AUD CPA Practice Questions: The Differences Between SOC 1 and SOC 2 Engagements

In this video, we walk through 5 AUD practice questions teaching about the differences between SOC 1 and SOC 2 engagements. These questions are from AUD content area 2 on the AICPA CPA exam blueprints: Assessing Risk and Developing a Planned Response.

The best way to use each video is to pause each time we get to a new question in the video, and then make your own attempt at the question before watching us go through it.

Also be sure to watch one of our free webinars on the 6 “key ingredients” to an extremely effective & efficient CPA study process here…

The Differences Between SOC 1 and SOC 2 Engagements

When businesses rely on third-party service providers, they often need assurance that these providers have effective internal controls in place. That’s where SOC (System and Organization Controls) reports come in. In this post, we’ll break down the key differences between SOC 1 and SOC 2 engagements, explore Type 1 vs. Type 2 reports, and give examples.

What Is a SOC 1 Engagement?

A SOC 1 engagement evaluates a service organization’s internal controls relevant to financial reporting (ICFR). This is crucial for companies that provide outsourced services affecting their clients’ financial statements, such as payroll processors, loan servicing companies, or third-party billing providers.

For example, if a payroll service provider manages employee wages for multiple businesses, errors in their system could result in incorrect payroll expenses on their clients’ financial statements. A SOC 1 report helps ensure that the payroll provider has properly designed and implemented controls to prevent such errors.

What Is a SOC 2 Engagement?

A SOC 2 engagement assesses a service organization’s controls related to security, availability, processing integrity, confidentiality, and privacy—known as the Trust Services Criteria. These reports are not focused on financial reporting but instead help companies evaluate whether a service provider has strong data protection and cybersecurity controls.

For example, a cloud storage provider that hosts sensitive business data might undergo a SOC 2 audit to demonstrate that its security measures effectively protect against unauthorized access. Clients looking for assurance that their data is safe would request a SOC 2 report before signing a contract.

Type 1 vs. Type 2 SOC Reports

Both SOC 1 and SOC 2 reports can be issued as Type 1 or Type 2, depending on the depth of the assessment.

• Type 1 Report: Assesses whether a service organization’s controls are suitably designed as of a specific point in time (e.g., “as of December 31, 2024”). It does not test whether the controls were actually operating effectively over time—only that they were properly designed.
• Type 2 Report: Evaluates both the design and operating effectiveness of controls over a period of time (e.g., “from January 1, 2024, to December 31, 2024”). This provides greater assurance that controls are not only in place but also functioning as intended.

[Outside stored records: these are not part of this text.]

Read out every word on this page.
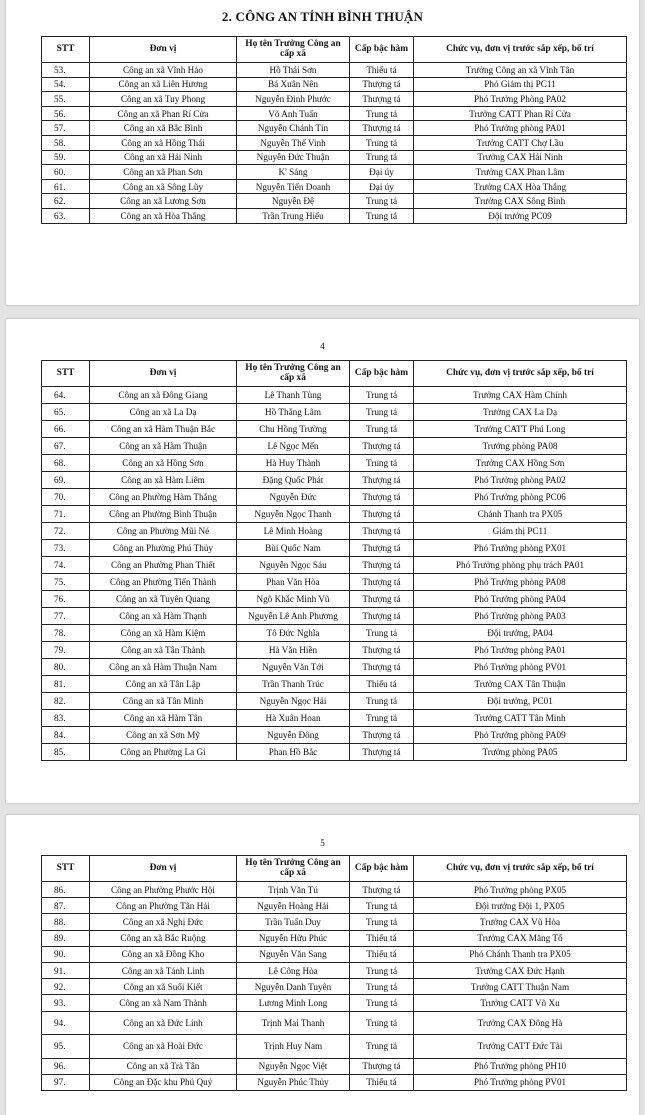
2. CÔNG AN TỈNH BÌNH THUẬN
STT	Đơn vị	Họ tên Trưởng Công an cấp xã	Cấp bậc hàm	Chức vụ, đơn vị trước sắp xếp, bố trí
53.	Công an xã Vĩnh Hảo	Hồ Thái Sơn	Thiếu tá	Trưởng Công an xã Vĩnh Tân
54.	Công an xã Liên Hương	Bá Xuân Nên	Thượng tá	Phó Giám thị PC11
55.	Công an xã Tuy Phong	Nguyễn Đình Phước	Thượng tá	Phó Trưởng Phòng PA02
56.	Công an xã Phan Rí Cửa	Võ Anh Tuấn	Trung tá	Trưởng CATT Phan Rí Cửa
57.	Công an xã Bắc Bình	Nguyễn Chánh Tín	Thượng tá	Phó Trưởng phòng PA01
58.	Công an xã Hồng Thái	Nguyễn Thế Vinh	Trung tá	Trưởng CATT Chợ Lầu
59.	Công an xã Hải Ninh	Nguyễn Đức Thuận	Trung tá	Trưởng CAX Hải Ninh
60.	Công an xã Phan Sơn	K' Sáng	Đại úy	Trưởng CAX Phan Lâm
61.	Công an xã Sông Lũy	Nguyễn Tiến Doanh	Đại úy	Trưởng CAX Hòa Thắng
62.	Công an xã Lương Sơn	Nguyễn Đệ	Trung tá	Trưởng CAX Sông Bình
63.	Công an xã Hòa Thắng	Trần Trung Hiếu	Trung tá	Đội trưởng PC09
4
STT	Đơn vị	Họ tên Trưởng Công an cấp xã	Cấp bậc hàm	Chức vụ, đơn vị trước sắp xếp, bố trí
64.	Công an xã Đông Giang	Lê Thanh Tùng	Trung tá	Trưởng CAX Hàm Chính
65.	Công an xã La Dạ	Hồ Thắng Lãm	Trung tá	Trưởng CAX La Dạ
66.	Công an xã Hàm Thuận Bắc	Chu Hồng Trường	Trung tá	Trưởng CATT Phú Long
67.	Công an xã Hàm Thuận	Lê Ngọc Mến	Thượng tá	Trưởng phòng PA08
68.	Công an xã Hồng Sơn	Hà Huy Thành	Trung tá	Trưởng CAX Hồng Sơn
69.	Công an xã Hàm Liêm	Đặng Quốc Phát	Thượng tá	Phó Trưởng phòng PA02
70.	Công an Phường Hàm Thắng	Nguyễn Đức	Thượng tá	Phó Trưởng phòng PC06
71.	Công an Phường Bình Thuận	Nguyễn Ngọc Thanh	Thượng tá	Chánh Thanh tra PX05
72.	Công an Phường Mũi Né	Lê Minh Hoàng	Thượng tá	Giám thị PC11
73.	Công an Phường Phú Thủy	Bùi Quốc Nam	Thượng tá	Phó Trưởng phòng PX01
74.	Công an Phường Phan Thiết	Nguyễn Ngọc Sáu	Thượng tá	Phó Trưởng phòng phụ trách PA01
75.	Công an Phường Tiến Thành	Phan Văn Hòa	Thượng tá	Phó Trưởng phòng PA08
76.	Công an xã Tuyên Quang	Ngô Khắc Minh Vũ	Thượng tá	Phó Trưởng phòng PA04
77.	Công an xã Hàm Thạnh	Nguyễn Lê Anh Phương	Thượng tá	Phó Trưởng phòng PA03
78.	Công an xã Hàm Kiệm	Tô Đức Nghĩa	Trung tá	Đội trưởng, PA04
79.	Công an xã Tân Thành	Hà Văn Hiền	Thượng tá	Phó Trưởng phòng PA01
80.	Công an xã Hàm Thuận Nam	Nguyễn Văn Tới	Thượng tá	Phó Trưởng phòng PV01
81.	Công an xã Tân Lập	Trần Thanh Trúc	Thiếu tá	Trưởng CAX Tân Thuận
82.	Công an xã Tân Minh	Nguyễn Ngọc Hải	Trung tá	Đội trưởng, PC01
83.	Công an xã Hàm Tân	Hà Xuân Hoan	Trung tá	Trưởng CATT Tân Minh
84.	Công an xã Sơn Mỹ	Nguyễn Đông	Thượng tá	Phó Trưởng phòng PA09
85.	Công an Phường La Gi	Phan Hồ Bắc	Thượng tá	Trưởng phòng PA05
5
STT	Đơn vị	Họ tên Trưởng Công an cấp xã	Cấp bậc hàm	Chức vụ, đơn vị trước sắp xếp, bố trí
86.	Công an Phường Phước Hội	Trịnh Văn Tú	Thượng tá	Phó Trưởng phòng PX05
87.	Công an Phường Tân Hải	Nguyễn Hoàng Hải	Trung tá	Đội trưởng Đội 1, PX05
88.	Công an xã Nghị Đức	Trần Tuấn Duy	Trung tá	Trưởng CAX Vũ Hòa
89.	Công an xã Bắc Ruộng	Nguyễn Hữu Phúc	Thiếu tá	Trưởng CAX Măng Tố
90.	Công an xã Đồng Kho	Nguyễn Văn Sang	Thiếu tá	Phó Chánh Thanh tra PX05
91.	Công an xã Tánh Linh	Lê Công Hòa	Trung tá	Trưởng CAX Đức Hạnh
92.	Công an xã Suối Kiết	Nguyễn Danh Tuyên	Trung tá	Trưởng CATT Thuận Nam
93.	Công an xã Nam Thành	Lương Minh Long	Trung tá	Trưởng CATT Võ Xu
94.	Công an xã Đức Linh	Trịnh Mai Thanh	Trung tá	Trưởng CAX Đông Hà
95.	Công an xã Hoài Đức	Trịnh Huy Nam	Trung tá	Trưởng CATT Đức Tài
96.	Công an xã Trà Tân	Nguyễn Ngọc Việt	Thượng tá	Phó Trưởng phòng PH10
97.	Công an Đặc khu Phú Quý	Nguyễn Phúc Thủy	Thiếu tá	Phó Trưởng phòng PV01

For example, a SOC 2 Type 1 report might confirm that a cloud provider has a firewall and encryption policies on a given date, while a SOC 2 Type 2 report would test whether those security measures actually worked over six months or a year.

Examples:

To reinforce these concepts, let’s consider a few scenarios and determine the correct SOC engagement and report type:

1. A financial services company wants assurance that their outsourced payroll provider’s controls over payroll transactions are effective over the past year.
   • Answer: SOC 1 Type 2 (Financial reporting controls, tested over time).
2. A cybersecurity firm provides an auditor with a report stating that its security and confidentiality controls were evaluated as of June 30, 2024, but no testing was done over time.
   • Answer: SOC 2 Type 1 (Trust Services Criteria controls, point-in-time evaluation).
3. A cloud-based document storage company needs to prove to new clients that its security controls have been operating effectively for the past 12 months.
   • Answer: SOC 2 Type 2 (Trust Services Criteria controls, tested over time).
4. A third-party billing company is asked to provide a report on whether its financial reporting controls were properly designed as of a single date.
   • Answer: SOC 1 Type 1 (Financial reporting controls, point-in-time evaluation).

Final Thoughts

SOC reports provide businesses with assurance when working with third-party service providers. SOC 1 engagements are focused on financial reporting, while SOC 2 engagements assess data security and trust-related controls. Understanding the difference between Type 1 and Type 2 reports helps businesses choose the right level of assurance based on whether they need to verify only control design (Type 1) or both design and effectiveness over time (Type 2).